First, one of five aspects of personality (more on these soon) that are pretty intrinsic to who we are and how we navigate the world is extraversion/introversion — this is how easily we’re stimulated by people, noise, lights and external input. Neither is better than the other, although extraversion is certainly more visible in movies, the media and pop culture — perhaps leading introverts to feel like the odd ones.
Second, I am at the extreme end of introversion. You know the long tail? I’m in that triangular bit on the end.
In light of these discoveries, a cascade of memories came tumbling over me and got re-interpreted, re-processed, exactly like that scene in The Sixth Sense. It’s a pretty significant epiphany to realise you’ve been misjudging yourself, and Bruce Willis, for a long, long time.

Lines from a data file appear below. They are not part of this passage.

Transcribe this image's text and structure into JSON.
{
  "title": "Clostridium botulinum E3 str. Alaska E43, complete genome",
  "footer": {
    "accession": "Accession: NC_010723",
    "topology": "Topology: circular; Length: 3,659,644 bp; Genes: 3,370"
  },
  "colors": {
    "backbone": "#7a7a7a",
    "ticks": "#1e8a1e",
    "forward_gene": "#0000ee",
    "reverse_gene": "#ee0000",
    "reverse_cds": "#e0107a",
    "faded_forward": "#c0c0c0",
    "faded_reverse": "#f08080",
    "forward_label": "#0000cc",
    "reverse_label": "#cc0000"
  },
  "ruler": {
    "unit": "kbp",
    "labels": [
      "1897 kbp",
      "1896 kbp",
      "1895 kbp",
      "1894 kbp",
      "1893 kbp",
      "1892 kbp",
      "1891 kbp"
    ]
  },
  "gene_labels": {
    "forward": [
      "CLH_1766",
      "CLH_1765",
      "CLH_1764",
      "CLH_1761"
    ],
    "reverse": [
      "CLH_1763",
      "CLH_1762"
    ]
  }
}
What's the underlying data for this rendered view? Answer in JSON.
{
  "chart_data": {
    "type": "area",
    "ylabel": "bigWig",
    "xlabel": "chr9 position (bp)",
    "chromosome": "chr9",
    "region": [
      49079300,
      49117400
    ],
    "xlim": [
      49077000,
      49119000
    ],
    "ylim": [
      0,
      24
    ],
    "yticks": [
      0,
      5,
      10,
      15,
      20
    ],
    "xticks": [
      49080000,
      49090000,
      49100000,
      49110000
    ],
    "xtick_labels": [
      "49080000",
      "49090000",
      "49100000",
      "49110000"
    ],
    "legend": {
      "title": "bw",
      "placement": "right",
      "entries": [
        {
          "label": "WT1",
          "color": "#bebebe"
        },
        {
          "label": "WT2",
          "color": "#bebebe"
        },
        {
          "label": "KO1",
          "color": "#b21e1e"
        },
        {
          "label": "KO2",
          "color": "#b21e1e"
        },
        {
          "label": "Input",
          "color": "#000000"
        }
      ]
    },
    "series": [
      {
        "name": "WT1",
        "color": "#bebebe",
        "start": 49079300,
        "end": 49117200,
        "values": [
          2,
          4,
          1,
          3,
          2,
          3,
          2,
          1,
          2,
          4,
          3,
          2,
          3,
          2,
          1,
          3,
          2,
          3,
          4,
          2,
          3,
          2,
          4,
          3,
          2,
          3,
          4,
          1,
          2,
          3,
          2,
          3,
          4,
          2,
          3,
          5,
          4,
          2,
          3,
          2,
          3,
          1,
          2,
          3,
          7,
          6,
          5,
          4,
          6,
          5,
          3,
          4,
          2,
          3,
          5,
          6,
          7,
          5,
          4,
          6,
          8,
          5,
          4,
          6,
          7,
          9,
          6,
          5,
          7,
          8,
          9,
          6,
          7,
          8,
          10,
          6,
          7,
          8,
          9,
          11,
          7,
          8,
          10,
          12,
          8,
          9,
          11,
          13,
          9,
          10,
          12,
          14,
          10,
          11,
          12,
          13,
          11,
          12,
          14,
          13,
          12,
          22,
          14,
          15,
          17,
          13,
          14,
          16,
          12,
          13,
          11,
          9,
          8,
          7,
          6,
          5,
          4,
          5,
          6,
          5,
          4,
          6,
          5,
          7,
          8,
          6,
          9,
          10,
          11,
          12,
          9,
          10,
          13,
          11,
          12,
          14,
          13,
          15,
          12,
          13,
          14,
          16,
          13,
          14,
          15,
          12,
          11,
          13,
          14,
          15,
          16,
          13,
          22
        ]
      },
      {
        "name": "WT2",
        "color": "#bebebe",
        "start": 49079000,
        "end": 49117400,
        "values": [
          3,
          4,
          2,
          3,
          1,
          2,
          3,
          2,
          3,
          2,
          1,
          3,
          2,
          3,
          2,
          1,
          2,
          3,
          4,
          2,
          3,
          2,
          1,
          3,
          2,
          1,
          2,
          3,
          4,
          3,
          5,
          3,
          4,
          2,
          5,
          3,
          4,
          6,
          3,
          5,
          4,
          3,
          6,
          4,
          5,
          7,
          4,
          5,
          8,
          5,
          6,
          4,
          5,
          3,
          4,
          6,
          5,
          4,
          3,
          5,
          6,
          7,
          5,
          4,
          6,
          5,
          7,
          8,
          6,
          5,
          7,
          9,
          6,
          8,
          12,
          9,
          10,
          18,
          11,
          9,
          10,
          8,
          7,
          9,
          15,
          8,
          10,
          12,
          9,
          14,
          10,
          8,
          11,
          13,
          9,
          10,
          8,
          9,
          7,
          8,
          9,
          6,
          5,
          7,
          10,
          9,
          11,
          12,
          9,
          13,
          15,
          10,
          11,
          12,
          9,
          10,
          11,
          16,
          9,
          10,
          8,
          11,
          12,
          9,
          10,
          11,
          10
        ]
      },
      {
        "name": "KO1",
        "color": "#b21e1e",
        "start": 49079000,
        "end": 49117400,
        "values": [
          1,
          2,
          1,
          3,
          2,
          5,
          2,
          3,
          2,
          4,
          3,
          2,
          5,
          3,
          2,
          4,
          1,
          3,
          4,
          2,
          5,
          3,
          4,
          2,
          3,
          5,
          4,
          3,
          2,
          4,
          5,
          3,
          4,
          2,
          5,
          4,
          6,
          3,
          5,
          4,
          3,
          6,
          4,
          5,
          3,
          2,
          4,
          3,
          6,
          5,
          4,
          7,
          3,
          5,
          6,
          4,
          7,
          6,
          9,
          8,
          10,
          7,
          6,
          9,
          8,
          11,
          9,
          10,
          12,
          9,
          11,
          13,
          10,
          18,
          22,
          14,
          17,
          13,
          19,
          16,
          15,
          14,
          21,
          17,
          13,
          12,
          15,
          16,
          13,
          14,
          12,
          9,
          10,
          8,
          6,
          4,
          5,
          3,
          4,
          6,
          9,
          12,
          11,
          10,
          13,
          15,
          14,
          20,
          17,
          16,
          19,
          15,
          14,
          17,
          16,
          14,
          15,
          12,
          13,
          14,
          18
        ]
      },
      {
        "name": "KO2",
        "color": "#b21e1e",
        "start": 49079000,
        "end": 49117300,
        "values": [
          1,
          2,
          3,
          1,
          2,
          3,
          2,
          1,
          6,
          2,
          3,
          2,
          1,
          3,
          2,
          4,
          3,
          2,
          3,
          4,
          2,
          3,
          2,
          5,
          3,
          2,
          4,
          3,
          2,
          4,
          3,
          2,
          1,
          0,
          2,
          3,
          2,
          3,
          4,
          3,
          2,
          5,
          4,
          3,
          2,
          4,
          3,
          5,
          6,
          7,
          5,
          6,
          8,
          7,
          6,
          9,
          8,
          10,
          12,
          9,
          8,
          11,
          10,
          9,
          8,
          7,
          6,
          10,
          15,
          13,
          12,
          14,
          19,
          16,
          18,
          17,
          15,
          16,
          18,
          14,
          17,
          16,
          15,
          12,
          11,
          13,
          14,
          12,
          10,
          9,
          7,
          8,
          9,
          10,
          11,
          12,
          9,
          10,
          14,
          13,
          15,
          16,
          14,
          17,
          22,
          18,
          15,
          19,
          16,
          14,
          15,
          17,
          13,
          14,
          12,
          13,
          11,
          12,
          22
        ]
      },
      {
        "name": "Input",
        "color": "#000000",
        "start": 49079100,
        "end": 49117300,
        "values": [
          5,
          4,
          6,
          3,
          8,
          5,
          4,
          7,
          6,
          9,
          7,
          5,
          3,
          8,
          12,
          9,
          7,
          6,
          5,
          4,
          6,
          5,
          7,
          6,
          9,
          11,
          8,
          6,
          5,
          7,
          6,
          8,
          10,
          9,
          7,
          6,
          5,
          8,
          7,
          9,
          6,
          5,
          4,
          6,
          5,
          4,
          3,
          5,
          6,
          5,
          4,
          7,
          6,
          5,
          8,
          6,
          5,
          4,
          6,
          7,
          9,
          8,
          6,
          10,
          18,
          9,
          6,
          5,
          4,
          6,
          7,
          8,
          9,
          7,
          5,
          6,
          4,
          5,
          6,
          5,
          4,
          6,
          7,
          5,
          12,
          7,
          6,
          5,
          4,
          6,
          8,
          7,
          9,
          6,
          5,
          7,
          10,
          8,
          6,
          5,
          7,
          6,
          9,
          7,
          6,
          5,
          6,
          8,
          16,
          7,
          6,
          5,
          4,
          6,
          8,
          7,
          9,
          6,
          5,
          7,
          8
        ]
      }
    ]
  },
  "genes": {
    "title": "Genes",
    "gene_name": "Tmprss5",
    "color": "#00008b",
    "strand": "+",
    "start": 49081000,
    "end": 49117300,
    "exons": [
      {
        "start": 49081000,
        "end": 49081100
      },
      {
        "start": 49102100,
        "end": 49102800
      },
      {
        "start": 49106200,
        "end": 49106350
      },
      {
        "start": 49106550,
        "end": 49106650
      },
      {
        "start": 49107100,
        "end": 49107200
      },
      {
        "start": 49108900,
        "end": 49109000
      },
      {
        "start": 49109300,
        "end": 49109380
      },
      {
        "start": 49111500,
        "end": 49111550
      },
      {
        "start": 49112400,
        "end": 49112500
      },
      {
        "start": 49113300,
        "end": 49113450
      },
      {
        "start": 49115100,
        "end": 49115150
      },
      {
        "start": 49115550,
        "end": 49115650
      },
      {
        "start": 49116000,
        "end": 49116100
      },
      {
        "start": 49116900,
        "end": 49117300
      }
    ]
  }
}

There’s No Avoidr For Introverts
At first my attempts to embrace the introvert lifestyle were tentative. There’s no Grindr for introverts (Avoidr?) to help you along. And anyway, no one would ever use the options to chat or connect, so I’m not sure how it would actually work.
But as I came to embrace my inner (and outer) introvert, I learned a lot.
- I learned that turning up begrudgingly to gatherings you yourself have organised is best avoided by not actually organising such gatherings in the first place.
- I learned that you can bypass the 5 stages of cancelling plans by sending a gracious decline early on.
- I learned that good friends invite you to their parties, send a sweet note telling you you don’t have to come, and then make a separate quiet date with you (yes my friends are really this awesome).
- I learned that genuine conversation with close friends is the best.
- I learned that TV shows are a fabulous way to feel like you’re spending time with people without feeling like you have to be ‘on’.
- I learned that for me no amount of money is enough to justify working in a corporate career.
- I learned that once you stop worrying about not being an extravert, there’s a lot of pleasure in being an introvert — a happiness in your own company, a delight in books, crossword puzzles, TV shows, thinking, planning, creating, learning, ideas, or however you like to be a nerd do your introverting.
My Introvert Lifestyle
Over time I’ve also made a bunch of decisions and trade-offs to have a lifestyle that makes me happier, and therefore a better wife, relative, and friend.
- I start the day with breakfast alone while I do the crossword.
- I work in my apartment, in a quiet home-office. I get more done and do better work than I was ever capable of in an open-plan space.
- I manage my schedule with care, generally limiting myself to no more than one or two social dates a week.
- Every few weeks I schedule a weekend with no social plans at all.
- If I start to feel overwhelmed and peopled-out I take an afternoon off to binge-watch TV and eat junk food.
- I keep a big pile of books by my bed — fiction, humour, memoir, biography — so there’s always something to match my mood. And I read every night before falling asleep.
These days I love being an introvert and get a kick out of laughing at my idiosyncrasies.
And I’ve stopped asking, So what the fuck is my problem. I’ve realised there isn’t one.